LIFE ON THE STREETS picks up a few years after the events of YETI: A LOVE STORY. Adam (Adam Malamut) and Dick (David Paige), two of the survivors of the battle with a sadistic cult of yeti worshippers from the first film, have moved to Los Angeles. Adam has given birth to the yeti baby he was pregnant with at the end of the first film. Baby Yeti Eddie—as he is referred to by Adam—is apparently at toddler stage, but who can tell when it is simply an unconvincing puppet covered in white fur? Having never gotten over the death of his yeti lover in the first film, Adam is in an unfulfilling relationship with Alistair (Michael Price), a paraplegic man who considers being paralyzed to be the best thing that ever happened to him.
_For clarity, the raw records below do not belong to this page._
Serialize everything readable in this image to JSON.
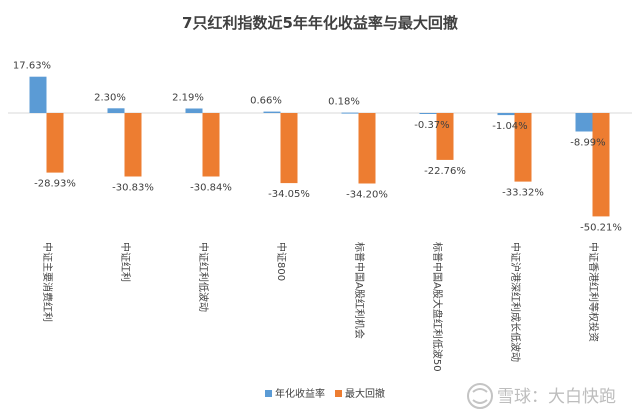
{
  "chart_data": {
    "type": "bar",
    "title": "7只红利指数近5年年化收益率与最大回撤",
    "categories": [
      "中证主要消费红利",
      "中证红利",
      "中证红利低波动",
      "中证800",
      "标普中国A股红利机会",
      "标普中国A股大盘红利低波50",
      "中证沪港深红利成长低波动",
      "中证香港红利等权投资"
    ],
    "series": [
      {
        "name": "年化收益率",
        "color": "#5b9bd5",
        "values": [
          17.63,
          2.3,
          2.19,
          0.66,
          0.18,
          -0.37,
          -1.04,
          -8.99
        ],
        "labels": [
          "17.63%",
          "2.30%",
          "2.19%",
          "0.66%",
          "0.18%",
          "-0.37%",
          "-1.04%",
          "-8.99%"
        ]
      },
      {
        "name": "最大回撤",
        "color": "#ed7d31",
        "values": [
          -28.93,
          -30.83,
          -30.84,
          -34.05,
          -34.2,
          -22.76,
          -33.32,
          -50.21
        ],
        "labels": [
          "-28.93%",
          "-30.83%",
          "-30.84%",
          "-34.05%",
          "-34.20%",
          "-22.76%",
          "-33.32%",
          "-50.21%"
        ]
      }
    ],
    "xlabel": "",
    "ylabel": "",
    "ylim": [
      -52,
      20
    ],
    "grid": false,
    "legend": "bottom-center"
  },
  "watermark": {
    "text": "雪球：大白快跑"
  }
}
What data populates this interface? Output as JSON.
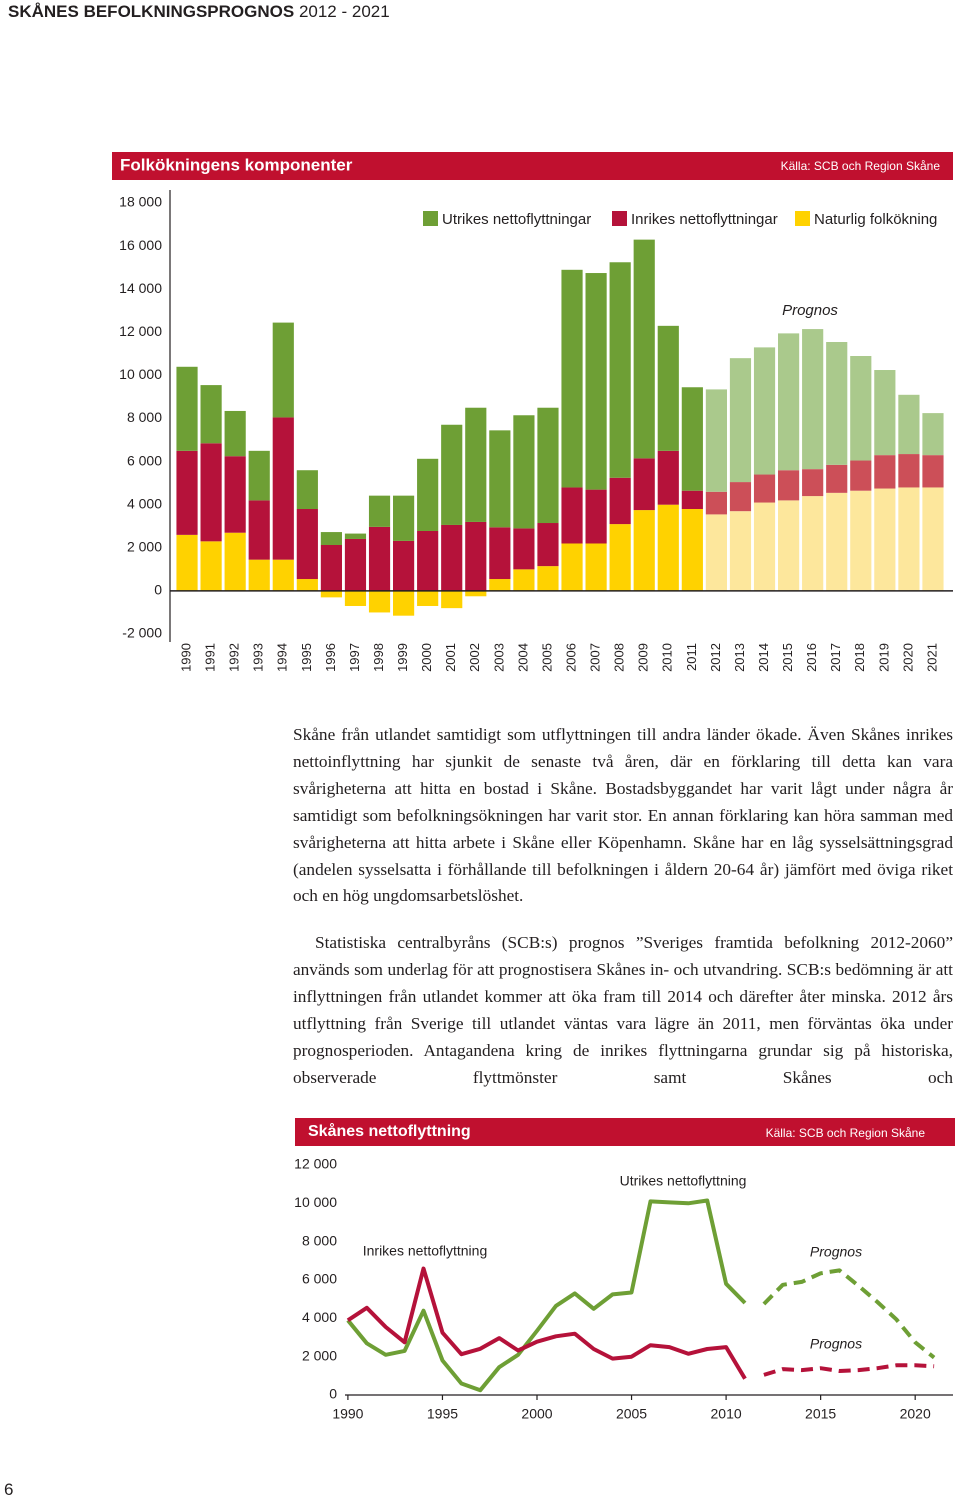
{
  "header": {
    "title": "SKÅNES BEFOLKNINGSPROGNOS",
    "years": "2012 - 2021"
  },
  "chart_data": [
    {
      "type": "bar",
      "stacked": true,
      "title": "Folkökningens komponenter",
      "source": "Källa: SCB och Region Skåne",
      "annotation": "Prognos",
      "categories": [
        "1990",
        "1991",
        "1992",
        "1993",
        "1994",
        "1995",
        "1996",
        "1997",
        "1998",
        "1999",
        "2000",
        "2001",
        "2002",
        "2003",
        "2004",
        "2005",
        "2006",
        "2007",
        "2008",
        "2009",
        "2010",
        "2011",
        "2012",
        "2013",
        "2014",
        "2015",
        "2016",
        "2017",
        "2018",
        "2019",
        "2020",
        "2021"
      ],
      "forecast": [
        false,
        false,
        false,
        false,
        false,
        false,
        false,
        false,
        false,
        false,
        false,
        false,
        false,
        false,
        false,
        false,
        false,
        false,
        false,
        false,
        false,
        false,
        true,
        true,
        true,
        true,
        true,
        true,
        true,
        true,
        true,
        true
      ],
      "series": [
        {
          "name": "Utrikes nettoflyttningar",
          "color": "#6e9f35",
          "forecast_color": "#aac98c",
          "values": [
            3900,
            2700,
            2100,
            2300,
            4400,
            1800,
            600,
            250,
            1450,
            2100,
            3350,
            4650,
            5300,
            4500,
            5250,
            5350,
            10100,
            10050,
            10000,
            10150,
            5800,
            4800,
            4750,
            5750,
            5900,
            6350,
            6500,
            5700,
            4850,
            3950,
            2750,
            1950
          ]
        },
        {
          "name": "Inrikes nettoflyttningar",
          "color": "#b5123a",
          "forecast_color": "#cc4f58",
          "values": [
            3900,
            4550,
            3550,
            2750,
            6600,
            3250,
            2130,
            2410,
            2970,
            2320,
            2780,
            3060,
            3200,
            2400,
            1900,
            2000,
            2600,
            2500,
            2150,
            2400,
            2500,
            850,
            1050,
            1350,
            1300,
            1400,
            1250,
            1300,
            1400,
            1550,
            1550,
            1500
          ]
        },
        {
          "name": "Naturlig folkökning",
          "color": "#ffd200",
          "forecast_color": "#fde79c",
          "values": [
            2600,
            2300,
            2700,
            1450,
            1450,
            550,
            -300,
            -700,
            -1000,
            -1150,
            -700,
            -800,
            -250,
            550,
            1000,
            1150,
            2200,
            2200,
            3100,
            3750,
            4000,
            3800,
            3550,
            3700,
            4100,
            4200,
            4400,
            4550,
            4650,
            4750,
            4800,
            4800
          ]
        }
      ],
      "ylim": [
        -2000,
        18000
      ],
      "yticks": [
        {
          "value": -2000,
          "label": "-2 000"
        },
        0,
        {
          "value": 2000,
          "label": "2 000"
        },
        {
          "value": 4000,
          "label": "4 000"
        },
        {
          "value": 6000,
          "label": "6 000"
        },
        {
          "value": 8000,
          "label": "8 000"
        },
        {
          "value": 10000,
          "label": "10 000"
        },
        {
          "value": 12000,
          "label": "12 000"
        },
        {
          "value": 14000,
          "label": "14 000"
        },
        {
          "value": 16000,
          "label": "16 000"
        },
        {
          "value": 18000,
          "label": "18 000"
        }
      ]
    },
    {
      "type": "line",
      "title": "Skånes nettoflyttning",
      "source": "Källa: SCB och Region Skåne",
      "annotations": [
        "Prognos",
        "Prognos"
      ],
      "x": [
        1990,
        1991,
        1992,
        1993,
        1994,
        1995,
        1996,
        1997,
        1998,
        1999,
        2000,
        2001,
        2002,
        2003,
        2004,
        2005,
        2006,
        2007,
        2008,
        2009,
        2010,
        2011,
        2012,
        2013,
        2014,
        2015,
        2016,
        2017,
        2018,
        2019,
        2020,
        2021
      ],
      "forecast": [
        false,
        false,
        false,
        false,
        false,
        false,
        false,
        false,
        false,
        false,
        false,
        false,
        false,
        false,
        false,
        false,
        false,
        false,
        false,
        false,
        false,
        false,
        true,
        true,
        true,
        true,
        true,
        true,
        true,
        true,
        true,
        true
      ],
      "series": [
        {
          "name": "Utrikes nettoflyttning",
          "color": "#6e9f35",
          "values": [
            3900,
            2700,
            2100,
            2300,
            4400,
            1800,
            600,
            250,
            1450,
            2100,
            3350,
            4650,
            5300,
            4500,
            5250,
            5350,
            10100,
            10050,
            10000,
            10150,
            5800,
            4800,
            4750,
            5750,
            5900,
            6350,
            6500,
            5700,
            4850,
            3950,
            2750,
            1950
          ]
        },
        {
          "name": "Inrikes nettoflyttning",
          "color": "#b5123a",
          "values": [
            3900,
            4550,
            3550,
            2750,
            6600,
            3250,
            2130,
            2410,
            2970,
            2320,
            2780,
            3060,
            3200,
            2400,
            1900,
            2000,
            2600,
            2500,
            2150,
            2400,
            2500,
            850,
            1050,
            1350,
            1300,
            1400,
            1250,
            1300,
            1400,
            1550,
            1550,
            1500
          ]
        }
      ],
      "xlim": [
        1989,
        2022
      ],
      "xticks": [
        1990,
        1995,
        2000,
        2005,
        2010,
        2015,
        2020
      ],
      "ylim": [
        0,
        12000
      ],
      "yticks": [
        0,
        {
          "value": 2000,
          "label": "2 000"
        },
        {
          "value": 4000,
          "label": "4 000"
        },
        {
          "value": 6000,
          "label": "6 000"
        },
        {
          "value": 8000,
          "label": "8 000"
        },
        {
          "value": 10000,
          "label": "10 000"
        },
        {
          "value": 12000,
          "label": "12 000"
        }
      ]
    }
  ],
  "paragraphs": [
    "Skåne från utlandet samtidigt som utflyttningen till andra länder ökade. Även Skånes inrikes nettoinflyttning har sjunkit de senaste två åren, där en förklaring till detta kan vara svårigheterna att hitta en bostad i Skåne. Bostadsbyggandet har varit lågt under några år samtidigt som befolkningsökningen har varit stor. En annan förklaring kan höra samman med svårigheterna att hitta arbete i Skåne eller Köpen­hamn. Skåne har en låg sysselsättningsgrad (andelen sysselsatta i förhållande till befolkningen i åldern 20-64 år) jämfört med öviga riket och en hög ungdomsarbets­löshet.",
    "Statistiska centralbyråns (SCB:s) prognos ”Sveriges framtida befolkning 2012-2060” används som underlag för att prognostisera Skånes in- och utvandring. SCB:s bedömning är att inflyttningen från utlandet kommer att öka fram till 2014 och därefter åter minska. 2012 års utflyttning från Sverige till utlandet väntas vara lägre än 2011, men förväntas öka under prognosperioden. Antagandena kring de inrikes flyttningarna grundar sig på historiska, observerade flyttmönster samt Skånes och"
  ],
  "page_number": "6"
}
Dick has his own problems. Unable to maintain a consistent sex life since he fell in love with a member of the yeti cult who he eventually killed in the first film, Dick treats his current girlfriend Linda (Whitney Moore) with open contempt, making him even more of a jerk than he was in the first film.
When oily villain Pimp Billy Faunz (producer/writer Martin) kidnaps Baby Yeti Eddie, Adam and Dick spring into action—sort of. Despite being the protagonists of the film, they are still horrible people and find time to get distracted by potential new interests, including a yeti prostitute who may be the key to tracking down Pimp Billy—but not before Adam helps rehabs him from heroin addiction and engages in a sex scene that seems to take up a good chunk of the second act.
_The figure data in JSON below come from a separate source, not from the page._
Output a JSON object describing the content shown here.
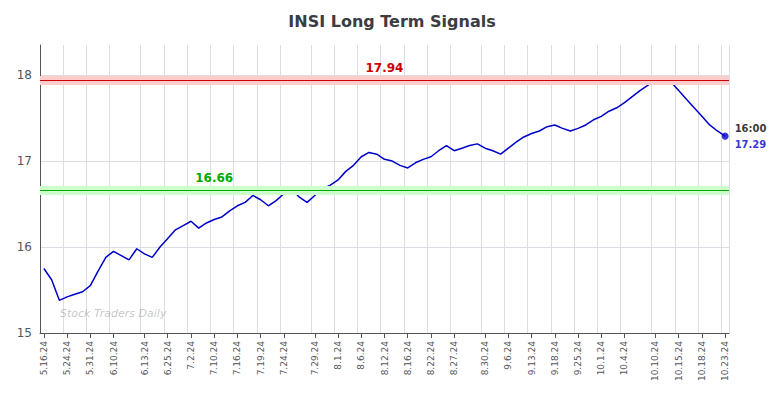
{
  "chart_data": {
    "type": "line",
    "title": "INSI Long Term Signals",
    "categories": [
      "5.16.24",
      null,
      null,
      "5.24.24",
      null,
      null,
      "5.31.24",
      null,
      null,
      "6.10.24",
      null,
      null,
      null,
      "6.13.24",
      null,
      null,
      "6.25.24",
      null,
      null,
      "7.2.24",
      null,
      null,
      "7.10.24",
      null,
      null,
      "7.16.24",
      null,
      null,
      "7.19.24",
      null,
      null,
      "7.24.24",
      null,
      null,
      null,
      "7.29.24",
      null,
      null,
      "8.1.24",
      null,
      null,
      "8.6.24",
      null,
      null,
      "8.12.24",
      null,
      null,
      "8.16.24",
      null,
      null,
      "8.22.24",
      null,
      null,
      "8.27.24",
      null,
      null,
      null,
      "8.30.24",
      null,
      null,
      "9.6.24",
      null,
      null,
      "9.13.24",
      null,
      null,
      "9.18.24",
      null,
      null,
      "9.25.24",
      null,
      null,
      "10.1.24",
      null,
      null,
      "10.4.24",
      null,
      null,
      null,
      "10.10.24",
      null,
      null,
      "10.15.24",
      null,
      null,
      "10.18.24",
      null,
      null,
      "10.23.24"
    ],
    "values": [
      15.75,
      15.62,
      15.38,
      15.42,
      15.45,
      15.48,
      15.55,
      15.72,
      15.88,
      15.95,
      15.9,
      15.85,
      15.98,
      15.92,
      15.88,
      16.0,
      16.1,
      16.2,
      16.25,
      16.3,
      16.22,
      16.28,
      16.32,
      16.35,
      16.42,
      16.48,
      16.52,
      16.6,
      16.55,
      16.48,
      16.54,
      16.62,
      16.68,
      16.58,
      16.52,
      16.6,
      16.68,
      16.72,
      16.78,
      16.88,
      16.95,
      17.05,
      17.1,
      17.08,
      17.02,
      17.0,
      16.95,
      16.92,
      16.98,
      17.02,
      17.05,
      17.12,
      17.18,
      17.12,
      17.15,
      17.18,
      17.2,
      17.15,
      17.12,
      17.08,
      17.15,
      17.22,
      17.28,
      17.32,
      17.35,
      17.4,
      17.42,
      17.38,
      17.35,
      17.38,
      17.42,
      17.48,
      17.52,
      17.58,
      17.62,
      17.68,
      17.75,
      17.82,
      17.88,
      17.95,
      17.98,
      17.92,
      17.82,
      17.72,
      17.62,
      17.52,
      17.42,
      17.35,
      17.29
    ],
    "color": "#0000cc",
    "hlines": [
      {
        "value": 17.94,
        "color": "#cc0000",
        "fill_color": "#ffcccc"
      },
      {
        "value": 16.66,
        "color": "#00aa00",
        "fill_color": "#ccffcc"
      }
    ],
    "end_label": {
      "time": "16:00",
      "price": 17.29
    },
    "watermark": "Stock Traders Daily",
    "ylim": [
      15.0,
      18.35
    ],
    "yticks": [
      15,
      16,
      17,
      18
    ],
    "grid": true
  }
}
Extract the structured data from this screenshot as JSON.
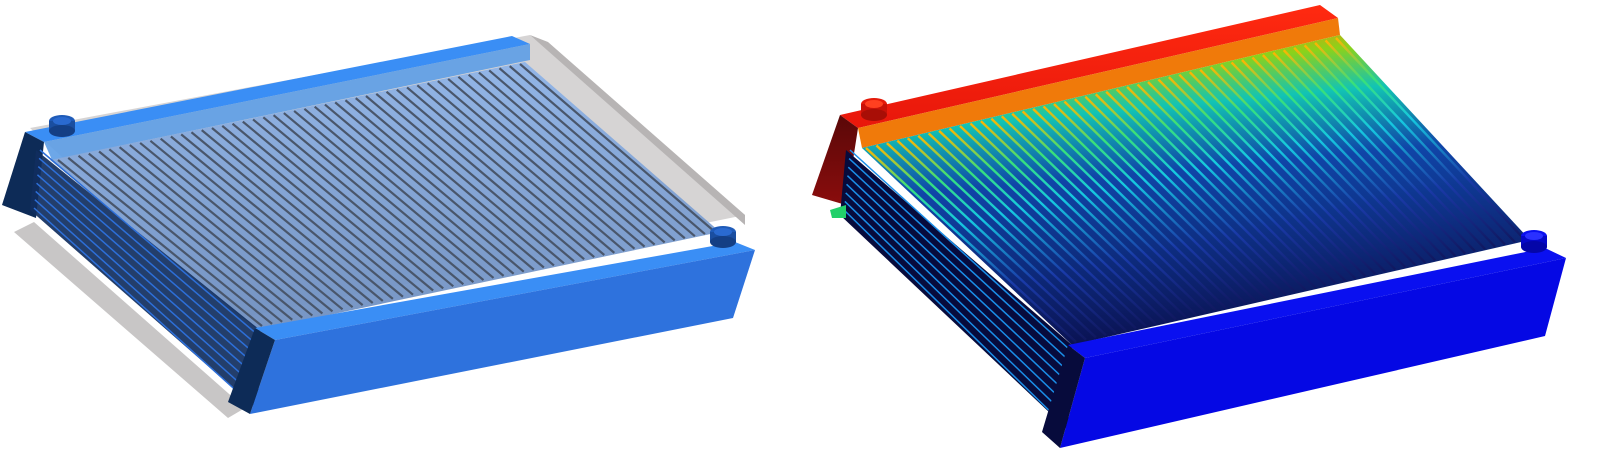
{
  "scene": {
    "panels": [
      {
        "id": "left",
        "render_style": "transparent-housing",
        "colors": {
          "housing": "#bdbdbd",
          "block_light": "#3a8ef5",
          "block_dark": "#0d2b57",
          "block_front": "#2e72dd",
          "fins": "#5a6a80"
        }
      },
      {
        "id": "right",
        "render_style": "temperature-contour",
        "colors": {
          "hot": "#e8170b",
          "warm": "#f39a0a",
          "mid": "#19d05a",
          "cool": "#1aa9d6",
          "cold": "#0508e4",
          "dark": "#070b3c"
        }
      }
    ],
    "fin_count": 46
  }
}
The plot of LIFE ON THE STREETS is surprisingly convoluted for a film that is primarily a delivery system for dick jokes. Not only is Pimp Billy a sleazy criminal, he has an evil plan of creating a race of yeti clones for a vague nefarious purpose. When most of those clones emerge from the womb malformed, they are tossed into a fetus shredder—which looks and operates exactly how you would imagine. The disgusting character of Sex Piss (co-writer/co-director Gosselin), returns from YETI: A LOVE STORY, despite ending that film stabbed in the stomach so many times that his intestines were hanging out. This time around, he gets to make out with his clone and manages to avoid most of the violence while working a menial job for Pimp Billy cleaning up the “jack off booths” at a strip club. There is even a time travel subplot, a cameo by Lloyd Kaufman, and a cliffhanger ending.
Is any of this extra plotting really necessary for a silly comedy about saving Baby Yeti Eddie? Of course not. But I appreciated the effort put into making the film as whacky and casually offensive as possible. The filmmakers clearly understand that being boring is absolute death for a film like this. Having watched too many dreadfully dull micro-budget exploitation films over the last ten years, I was simply happy to find myself laughing along with the filmmakers rather than constantly checking my watch.
And that is really the best thing about LIFE ON THE STREETS. You cannot judge it by any normal standards of film criticism. All that matters is getting the laugh. It achieves that goal with ease, even though I was slightly ashamed to find myself laughing at gags that should have stopped being funny when I was in middle school.
ANOTHER YETI A LOVE STORY: LIFE ON THE STREETS is now available on several digital platforms.